Question

Middle term in expansion of \([(2 / x)-3 x y]^{12}\) is (a) \(14370048 \mathrm{y}^{6}\) (b) \(14370024 \mathrm{y}^{6}\) (c) \(43110144 \mathrm{y}^{6}\) (d) \(43110124 \mathrm{y}^{6}\)

Short answer

The middle term in the expansion of \([(2/x)-3xy]^{12}\) is (a) \(14370048 \mathrm{y}^{6}\).

Step-by-step solution

Find the middle term's index

Since n is even (12 is even), the middle term will be at position \(\frac{n}{2} + 1 = \frac{12}{2} + 1 = 7\). So, we are looking for the 7th term in the expansion: \(T_7\).

Apply the Binomial theorem to find the middle term

Using the Binomial theorem, we can write the 7th term as \[T_7 = ^{12}C_6(2/x)^{12-6}(-3xy)^6\]

Calculate the binomial coefficient

Now, let's calculate the binomial coefficient: \[^{12}C_6 = \frac{12!}{6!(12-6)!} = \frac{12!}{6!6!} = 924\]

Simplify the term

Now we plug in the binomial coefficient and simplify the term: \[T_7 = 924\left(\frac{2}{x}\right)^6(-3xy)^6\] \[T_7 = 924\left(\frac{2^6}{x^6}\right)(-3^6x^6y^6)\] \[T_7 = 924(64)(-729x^6y^6)\] \[T_7 = 14370048y^6\] So, the middle term in the expansion of \([(2/x)-3xy]^{12}\) is \(14370048y^6\). The answer is (a) \(14370048 \mathrm{y}^{6}\).

Key concepts

Binomial Expansion

When we talk about binomial expansion, we're referring to the process of expanding expressions that are raised to a power, such as \( (a+b)^n \). This is where the binomial theorem becomes incredibly handy.
The binomial theorem allows us to expand these expressions into sums involving terms in the form of \( ^nC_k a^{n-k} b^k \), where \( ^nC_k \) are the binomial coefficients that you compute based on the given power \( n \).

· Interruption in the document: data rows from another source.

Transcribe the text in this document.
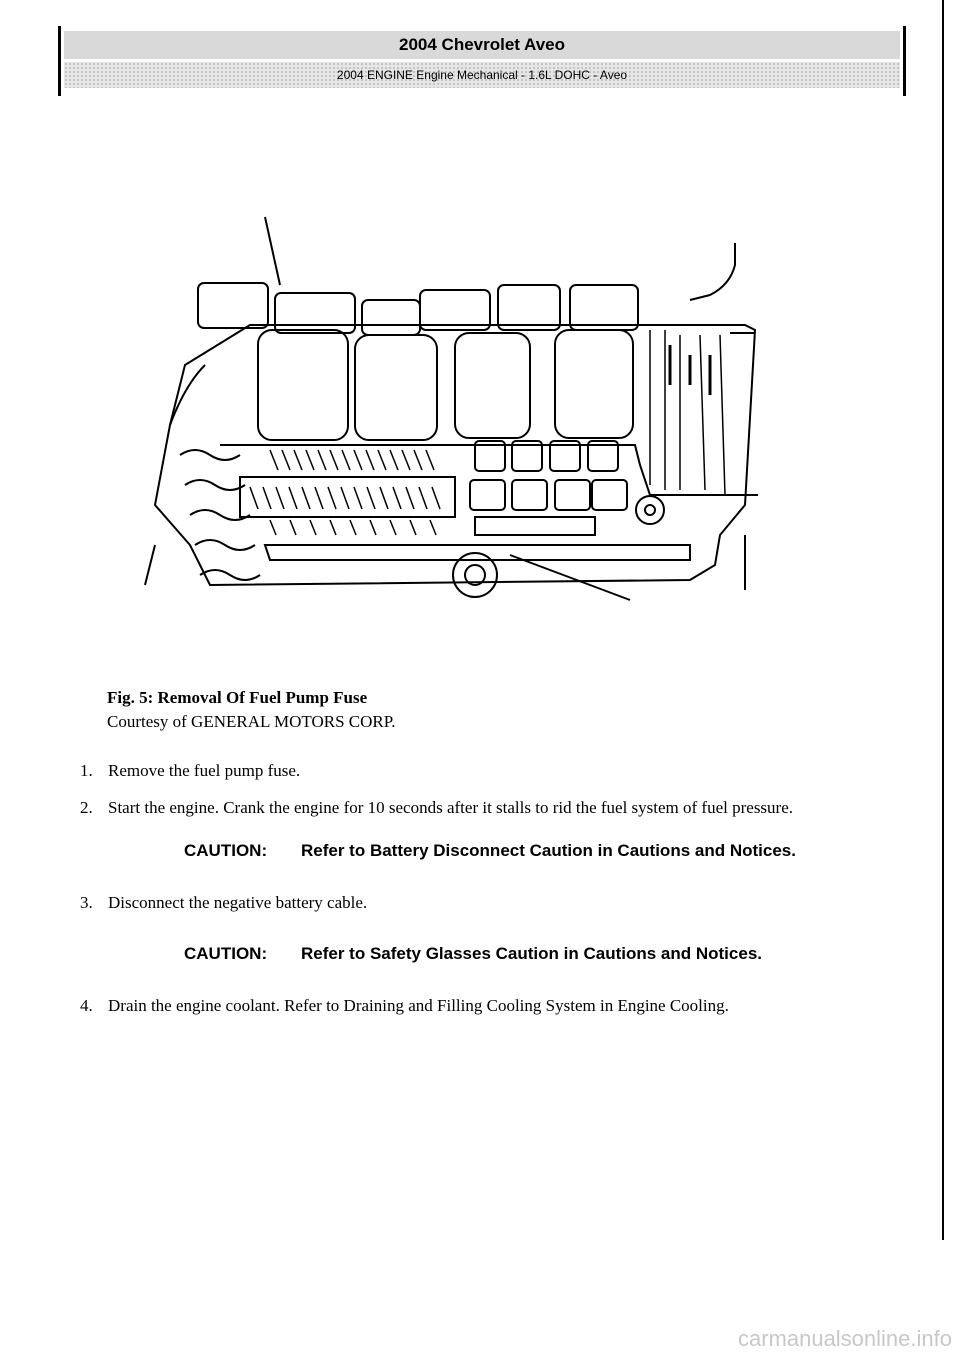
2004 Chevrolet Aveo
2004 ENGINE Engine Mechanical - 1.6L DOHC - Aveo
Fig. 5: Removal Of Fuel Pump Fuse
Courtesy of GENERAL MOTORS CORP.
1. Remove the fuel pump fuse.
2. Start the engine. Crank the engine for 10 seconds after it stalls to rid the fuel system of fuel pressure.
CAUTION: Refer to Battery Disconnect Caution in Cautions and Notices.
3. Disconnect the negative battery cable.
CAUTION: Refer to Safety Glasses Caution in Cautions and Notices.
4. Drain the engine coolant. Refer to Draining and Filling Cooling System in Engine Cooling.
carmanualsonline.info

This is essential in determining not just the complete expansion but also specific terms in the expansion, like finding the middle term. With the binomial expansion, each term is a combination of powers of \( a \) and \( b \) from the binomial expression. It's very structured and repeats consistently for any binomial, making it a powerful technique to tackle complex polynomial expressions.

Factorial Calculation

Factorials are key to finding the binomial coefficients in a binomial expansion. A factorial is denoted by an exclamation mark \( ! \) and symbolizes the product of all positive integers up to a given number. For instance, \( 5! = 5 \times 4 \times 3 \times 2 \times 1 = 120 \).

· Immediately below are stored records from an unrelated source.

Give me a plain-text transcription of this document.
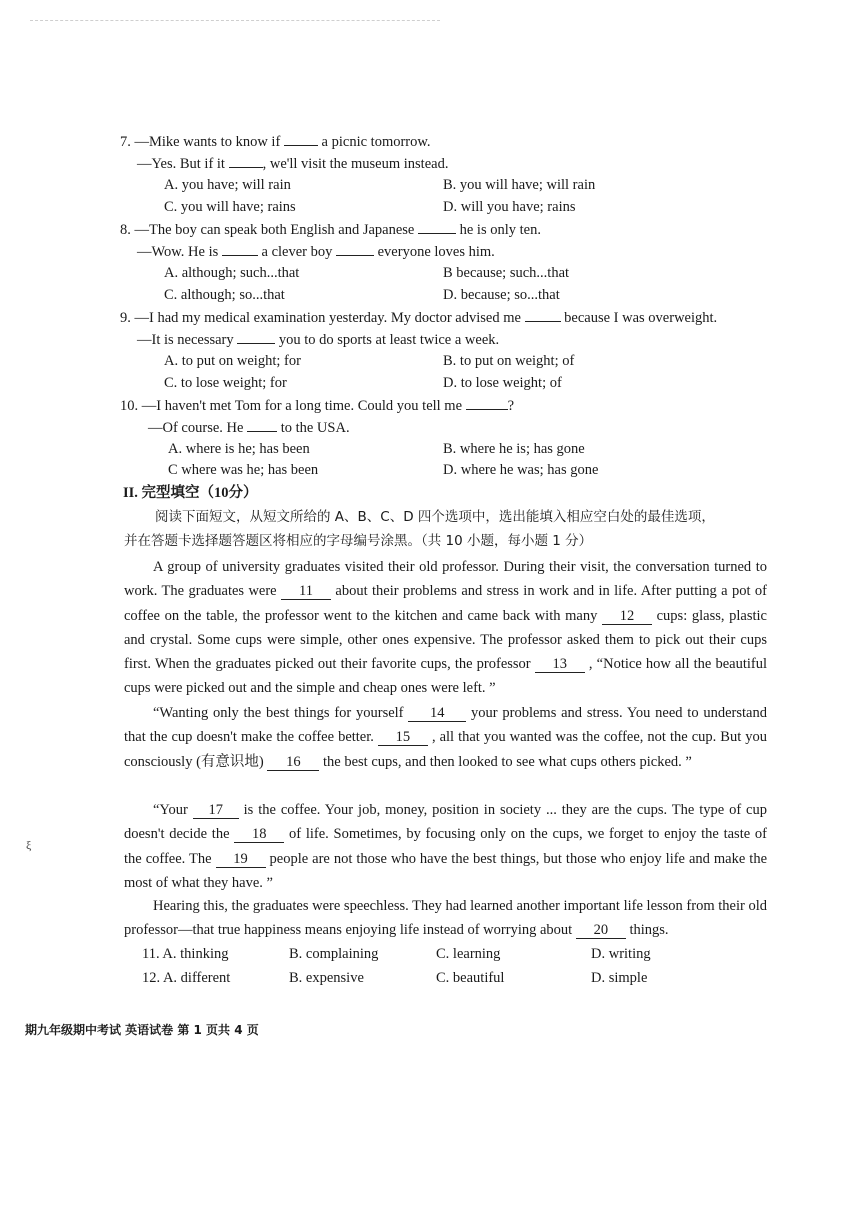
7. —Mike wants to know if	a picnic tomorrow.
—Yes. But if it	, we'll visit the museum instead.
A. you have; will rain	B. you will have; will rain
C. you will have; rains	D. will you have; rains
8. —The boy can speak both English and Japanese	he is only ten.
—Wow. He is	a clever boy	everyone loves him.
A. although; such...that	B because; such...that
C. although; so...that	D. because; so...that
9. —I had my medical examination yesterday. My doctor advised me	because I was overweight.
—It is necessary	you to do sports at least twice a week.
A. to put on weight; for	B. to put on weight; of
C. to lose weight; for	D. to lose weight; of
10. —I haven't met Tom for a long time. Could you tell me	?
—Of course. He	to the USA.
A. where is he; has been	B. where he is; has gone
C where was he; has been	D. where he was; has gone
II. 完型填空（10分）
阅读下面短文，从短文所给的 A、B、C、D 四个选项中，选出能填入相应空白处的最佳选项，
并在答题卡选择题答题区将相应的字母编号涂黑。（共 10 小题，每小题 1 分）
A group of university graduates visited their old professor. During their visit, the conversation turned to work. The graduates were 11 about their problems and stress in work and in life. After putting a pot of coffee on the table, the professor went to the kitchen and came back with many 12 cups: glass, plastic and crystal. Some cups were simple, other ones expensive. The professor asked them to pick out their cups first. When the graduates picked out their favorite cups, the professor 13 , “Notice how all the beautiful cups were picked out and the simple and cheap ones were left. ”
“Wanting only the best things for yourself 14 your problems and stress. You need to understand that the cup doesn't make the coffee better. 15 , all that you wanted was the coffee, not the cup. But you consciously (有意识地) 16 the best cups, and then looked to see what cups others picked. ”
“Your 17 is the coffee. Your job, money, position in society ... they are the cups. The type of cup doesn't decide the 18 of life. Sometimes, by focusing only on the cups, we forget to enjoy the taste of the coffee. The 19 people are not those who have the best things, but those who enjoy life and make the most of what they have. ”
Hearing this, the graduates were speechless. They had learned another important life lesson from their old professor—that true happiness means enjoying life instead of worrying about 20 things.
11. A. thinking	B. complaining	C. learning	D. writing
12. A. different	B. expensive	C. beautiful	D. simple
ξ
期九年级期中考试 英语试卷 第 1 页共 4 页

In the context of the binomial theorem, factorial calculations come in when you need to determine the value of binomial coefficients, written as \( ^nC_k \). The coefficient \( ^nC_k \) is calculated using:

• \[ ^nC_k = \frac{n!}{k!(n-k)!} \]

You calculate the factorial of \( n \), the factorial of \( k \), and the factorial of \( n-k \), then place them into this formula. For example, as seen in the solution, \( ^{12}C_6 = \frac{12!}{6!6!} \). Calculating factorials may look daunting, but once you set it up, it's about performing multiplication and division in steps.

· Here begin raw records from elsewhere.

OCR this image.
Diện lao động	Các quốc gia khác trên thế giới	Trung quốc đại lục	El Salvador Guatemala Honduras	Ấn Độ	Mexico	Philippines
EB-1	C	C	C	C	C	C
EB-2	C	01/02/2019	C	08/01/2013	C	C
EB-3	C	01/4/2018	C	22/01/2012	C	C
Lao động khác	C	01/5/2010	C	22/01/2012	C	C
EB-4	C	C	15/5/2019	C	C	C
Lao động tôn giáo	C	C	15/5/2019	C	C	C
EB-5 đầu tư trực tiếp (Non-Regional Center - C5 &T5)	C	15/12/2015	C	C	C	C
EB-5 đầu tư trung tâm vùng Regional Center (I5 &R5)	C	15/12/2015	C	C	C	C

Middle Term in Binomial Expansion

Locating the middle term in a binomial expansion involves understanding the order of terms within the expansion. For even powers like in our example, the middle term can be pinpointed easily by taking half the power (\( n/2 \)) and then adding one, which in our case gives us the 7th term of 13 total terms.

To find this middle term, we apply the binomial theorem to the term at this position. Let's recall:

• \[ T_{k+1} = ^nC_k a^{n-k}b^k \]

So, for \( ^{12}C_6 (2/x)^6 (-3xy)^6 \), the calculation simplifies the term to determine its actual value. This means plugging the calculated binomial coefficient into the expression then simplifying powers and products to pinpoint exactly what the middle term is in its simplest form.

The rest is a matter of simplifications through arithmetic, as seen in the example, leading to our identified middle term: \( 14370048y^6 \). This method is invaluable for large expansions, making otherwise cumbersome considerations into straightforward computations.